Meillassoux’s Heresy? or The Chaos-God

[The following is a collection of excerpts from a paper I am working on about Meillassoux, Quantum Physics and the return of the anthropic in systems categorically opposed to the high status of the human.]

The theoretical passage, or perhaps more accurately the gaping chasm, between Quentin Meillassoux’s rigorously critical After Finitude to his divinological contribution to Collapse IV “Spectral Dilemma,” signals not only potentially strange consequences for the Speculative Realist project on the whole but also what several commentators have already noticed; that there is at best a political/ethical caesura and at worse an apolitical/unethical core in Speculative Realism.

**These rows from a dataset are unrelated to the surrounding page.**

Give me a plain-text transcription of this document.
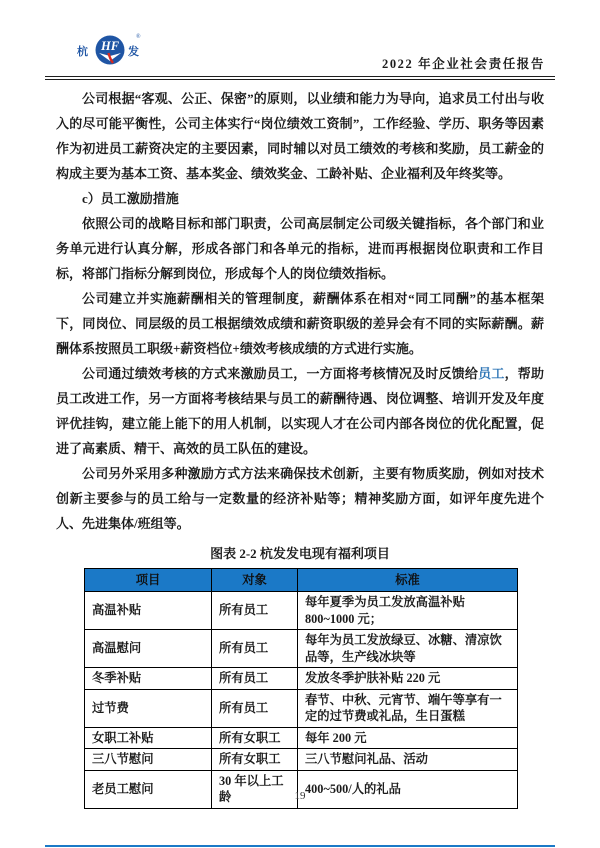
杭 HF 发
®
2022 年企业社会责任报告

公司根据“客观、公正、保密”的原则，以业绩和能力为导向，追求员工付出与收入的尽可能平衡性，公司主体实行“岗位绩效工资制”，工作经验、学历、职务等因素作为初进员工薪资决定的主要因素，同时辅以对员工绩效的考核和奖励，员工薪金的构成主要为基本工资、基本奖金、绩效奖金、工龄补贴、企业福利及年终奖等。

c）员工激励措施

依照公司的战略目标和部门职责，公司高层制定公司级关键指标，各个部门和业务单元进行认真分解，形成各部门和各单元的指标，进而再根据岗位职责和工作目标，将部门指标分解到岗位，形成每个人的岗位绩效指标。

公司建立并实施薪酬相关的管理制度，薪酬体系在相对“同工同酬”的基本框架下，同岗位、同层级的员工根据绩效成绩和薪资职级的差异会有不同的实际薪酬。薪酬体系按照员工职级+薪资档位+绩效考核成绩的方式进行实施。

公司通过绩效考核的方式来激励员工，一方面将考核情况及时反馈给员工，帮助员工改进工作，另一方面将考核结果与员工的薪酬待遇、岗位调整、培训开发及年度评优挂钩，建立能上能下的用人机制，以实现人才在公司内部各岗位的优化配置，促进了高素质、精干、高效的员工队伍的建设。

公司另外采用多种激励方式方法来确保技术创新，主要有物质奖励，例如对技术创新主要参与的员工给与一定数量的经济补贴等；精神奖励方面，如评年度先进个人、先进集体/班组等。

图表 2-2 杭发发电现有福利项目
项目	对象	标准
高温补贴	所有员工	每年夏季为员工发放高温补贴 800~1000 元；
高温慰问	所有员工	每年为员工发放绿豆、冰糖、清凉饮品等，生产线冰块等
冬季补贴	所有员工	发放冬季护肤补贴 220 元
过节费	所有员工	春节、中秋、元宵节、端午等享有一定的过节费或礼品，生日蛋糕
女职工补贴	所有女职工	每年 200 元
三八节慰问	所有女职工	三八节慰问礼品、活动
老员工慰问	30 年以上工龄	400~500/人的礼品
19
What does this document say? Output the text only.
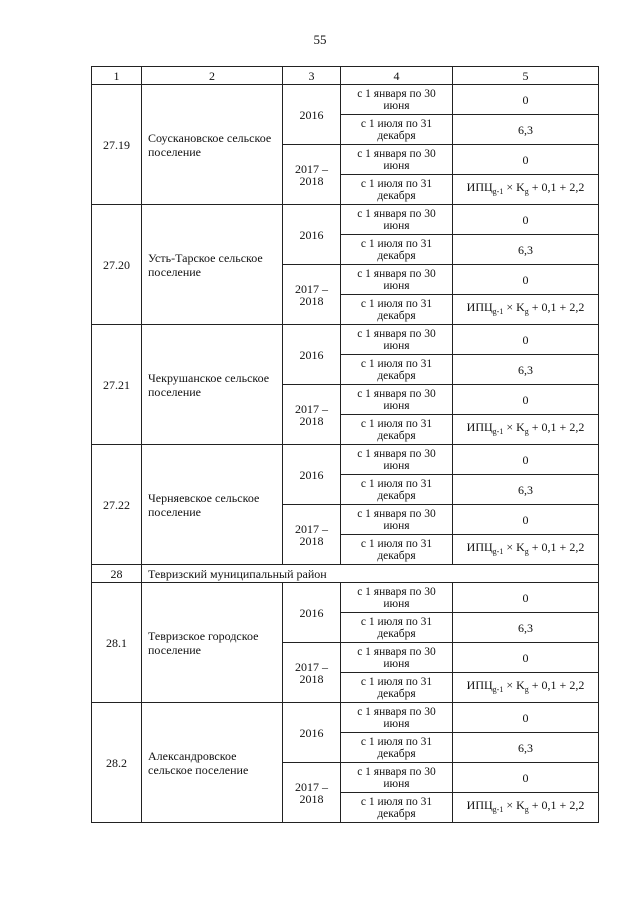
55
1	2	3	4	5
27.19	Соускановское сельское поселение	2016	с 1 января по 30 июня	0
			с 1 июля по 31 декабря	6,3
		2017 – 2018	с 1 января по 30 июня	0
			с 1 июля по 31 декабря	$ИПЦ_{g-1} \times K_g + 0,1 + 2,2$
27.20	Усть-Тарское сельское поселение	2016	с 1 января по 30 июня	0
			с 1 июля по 31 декабря	6,3
		2017 – 2018	с 1 января по 30 июня	0
			с 1 июля по 31 декабря	$ИПЦ_{g-1} \times K_g + 0,1 + 2,2$
27.21	Чекрушанское сельское поселение	2016	с 1 января по 30 июня	0
			с 1 июля по 31 декабря	6,3
		2017 – 2018	с 1 января по 30 июня	0
			с 1 июля по 31 декабря	$ИПЦ_{g-1} \times K_g + 0,1 + 2,2$
27.22	Черняевское сельское поселение	2016	с 1 января по 30 июня	0
			с 1 июля по 31 декабря	6,3
		2017 – 2018	с 1 января по 30 июня	0
			с 1 июля по 31 декабря	$ИПЦ_{g-1} \times K_g + 0,1 + 2,2$
28	Тевризский муниципальный район			
28.1	Тевризское городское поселение	2016	с 1 января по 30 июня	0
			с 1 июля по 31 декабря	6,3
		2017 – 2018	с 1 января по 30 июня	0
			с 1 июля по 31 декабря	$ИПЦ_{g-1} \times K_g + 0,1 + 2,2$
28.2	Александровское сельское поселение	2016	с 1 января по 30 июня	0
			с 1 июля по 31 декабря	6,3
		2017 – 2018	с 1 января по 30 июня	0
			с 1 июля по 31 декабря	$ИПЦ_{g-1} \times K_g + 0,1 + 2,2$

In After Finitude, Meillassoux sets out to challenge the widespread but implicit correlationist enjoinder – that humans and the world they inhabit are codependent, and that the world only exists to be accessed by humans (AF, p. 5).  The argument here is essentially a complexification of ‘if a tree falls in the woods does it make a sound?’ (AF, p. 18-19). For Meillassoux and other Speculative Realists, the answer to this question is a resounding yes in the face of half a century of denials tantamount to theoretical heresy in that he claims that the absolute can be thought (AF, p. 30). Meillassoux goes on to de-comfort the physical world and ends with the assertion that the base line of existence is a storm of hyper-Chaos in which everything goes out the window except the law of non-contradiction.